In this post we will tell you why we like the idea of disaggregated storage and why we try to create solutions using this approach.
Let's go back for a few years:
Once upon a time, NAND flash could not demonstrate all its capabilities because of outdated interfaces, made primarily for spinning disk drives.
Some companies created their own command set for SSDs to get rid of this bottleneck with various results.
But everything changed with the advent of the NVM Express specification.
SSDs have become incredibly powerful and can reach above 7GB/s speeds and over 1 million IOps per drive. And with the adoption of PCIe Gen 5 (which will happen very soon) the speed will double.
But consumers of NVMe systems face new challenges:
- Existing software and RAID controllers cannot handle these performance levels. Because of this, the capabilities of today's drives are often not utilized.
- Network storage systems on new types of drives will most often be priced very high or have lackluster performance.
EBOFs and “dark flash”
Fortunately, with NVMeoF we can export drives over a network with near-local performance and this changes the whole game.
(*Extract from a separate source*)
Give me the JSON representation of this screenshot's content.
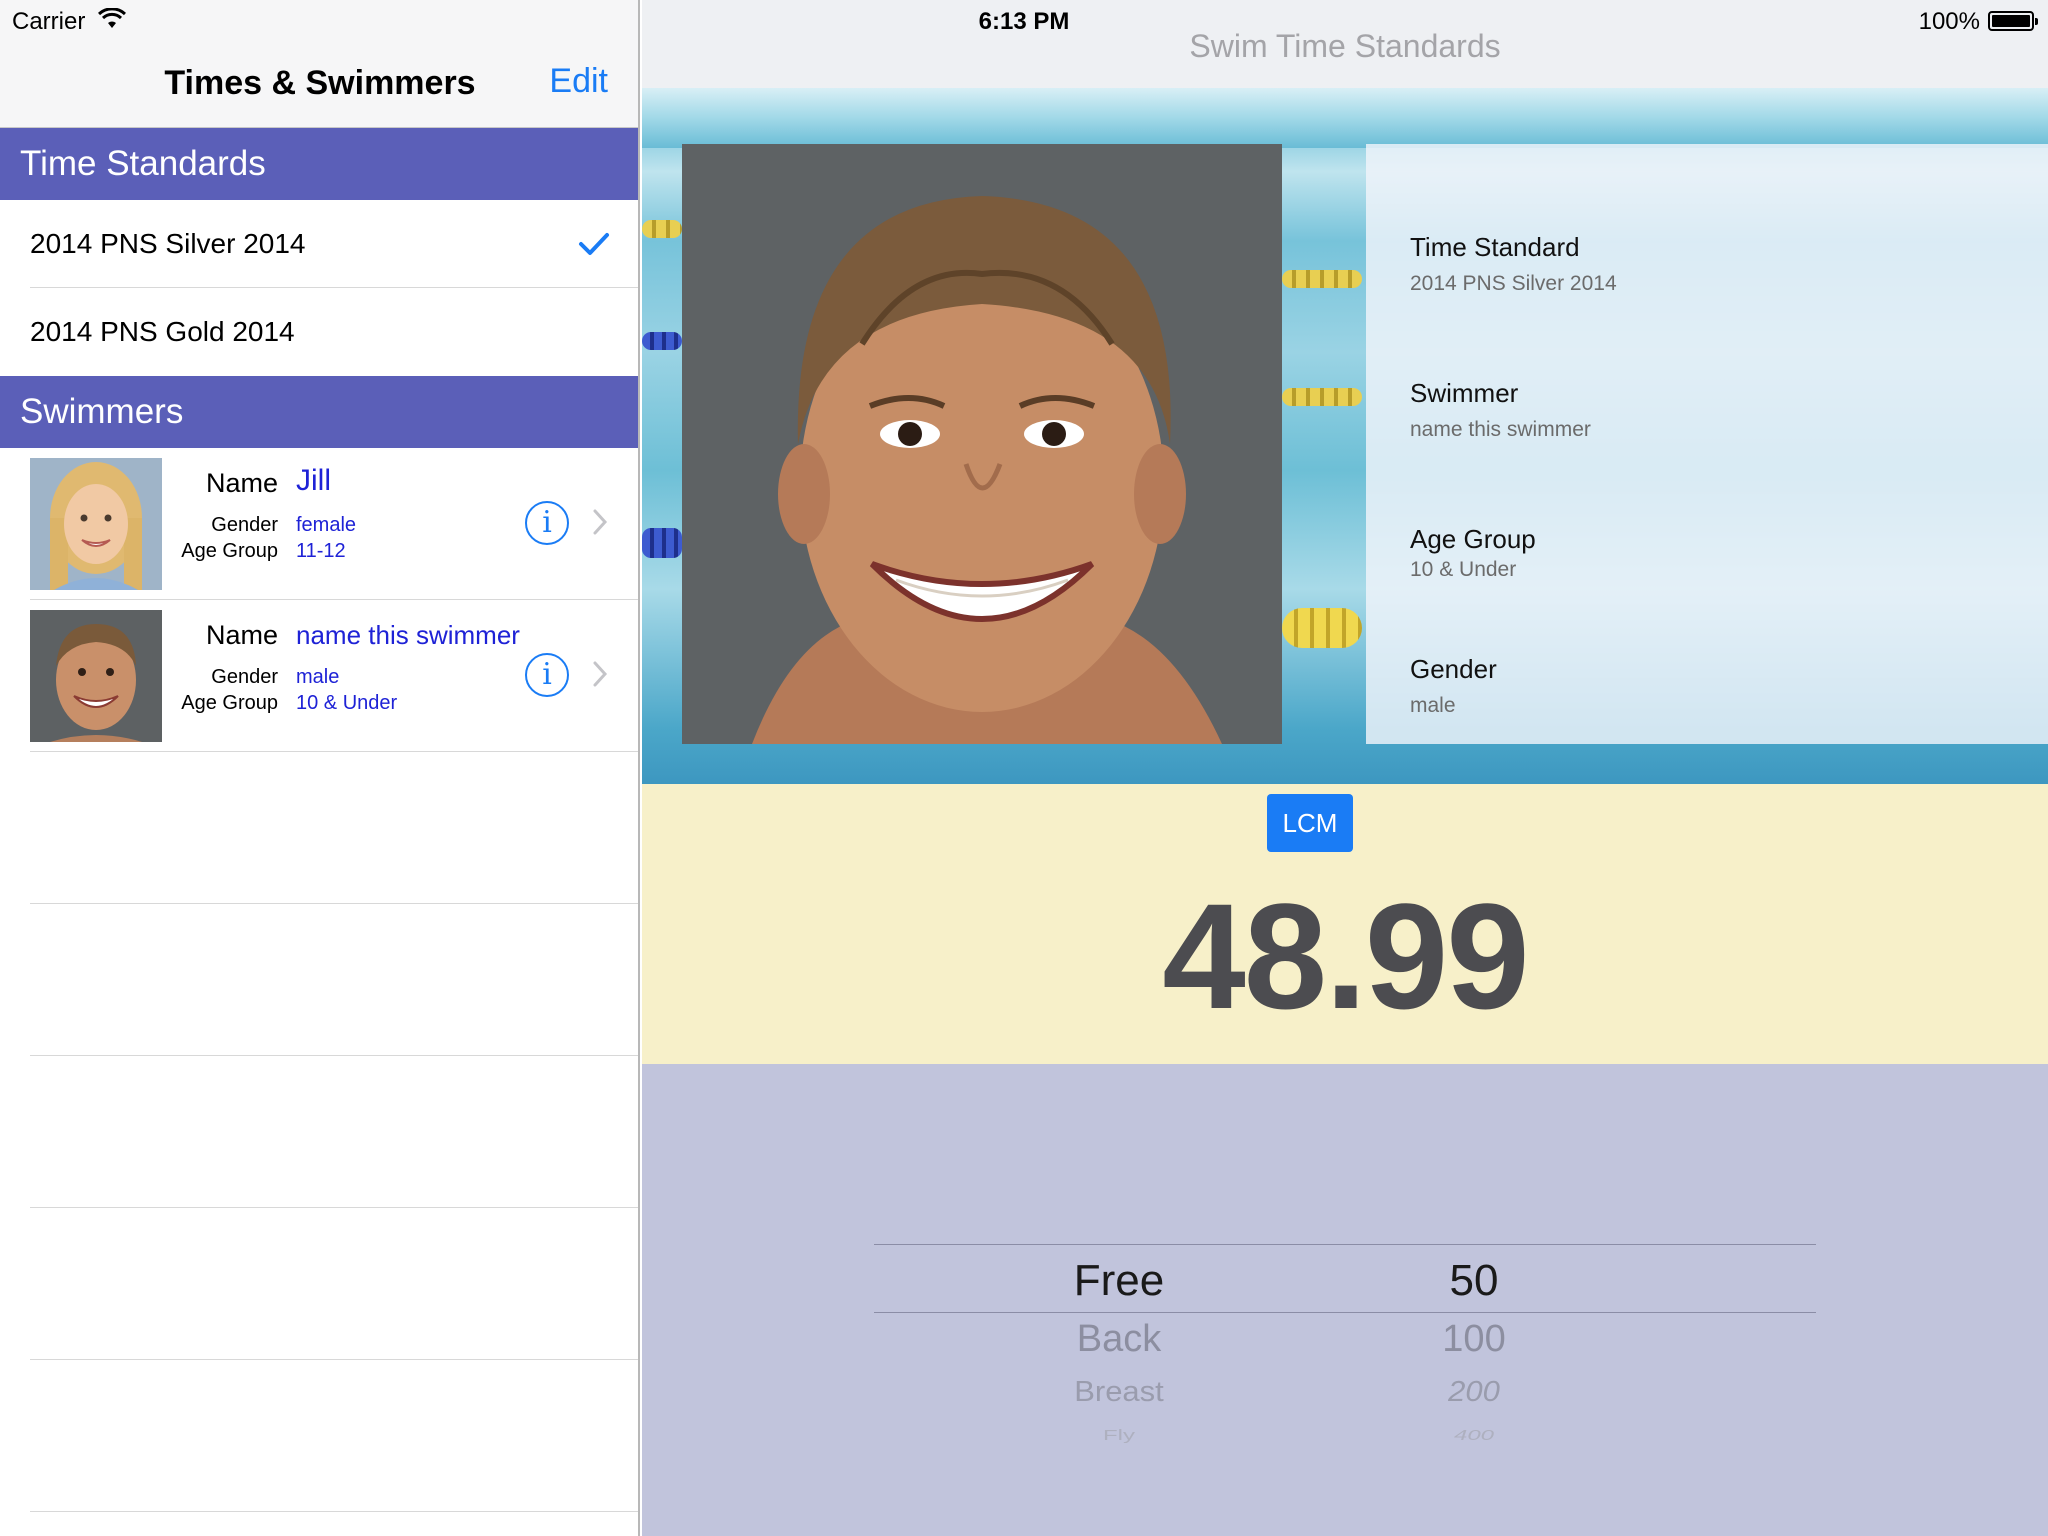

Systems have emerged that allow on-demand delivery of the right device to the right server.
This approach helps us solve several problems at once:
- We can get the right volume and performance on the server, regardless of the number of free slots (but the performance will still be limited by the network capacity).
- We can use shared storage where we need it without investing heavily in a high-performance SAN (but there are nuances to consider with fault tolerance).
- We have the flexibility to get rid of the "dark flash" - underutilized SSD capacity siloed inside servers.
Networked NVMe in practice
Before moving on to theory and product reviews, let’s have a look at a couple of practical examples.
The first example is from our server room, because we are not used to recommending solutions that we haven’t tried ourselves.
We use both real and virtual servers for product development and testing purposes. In order to provide each team with high-performance servers packed with NVMe drives, we would have had to spend a substantial sum of money. That said, at any given time, no one is using all of the server's capabilities, so when physical servers packed with NVMe are used, most of the SSD capacity is “dark flash” siloed and not used. Disaggregation helps us save significantly on capital costs and choose server platforms without regard to the number of NVMe slots.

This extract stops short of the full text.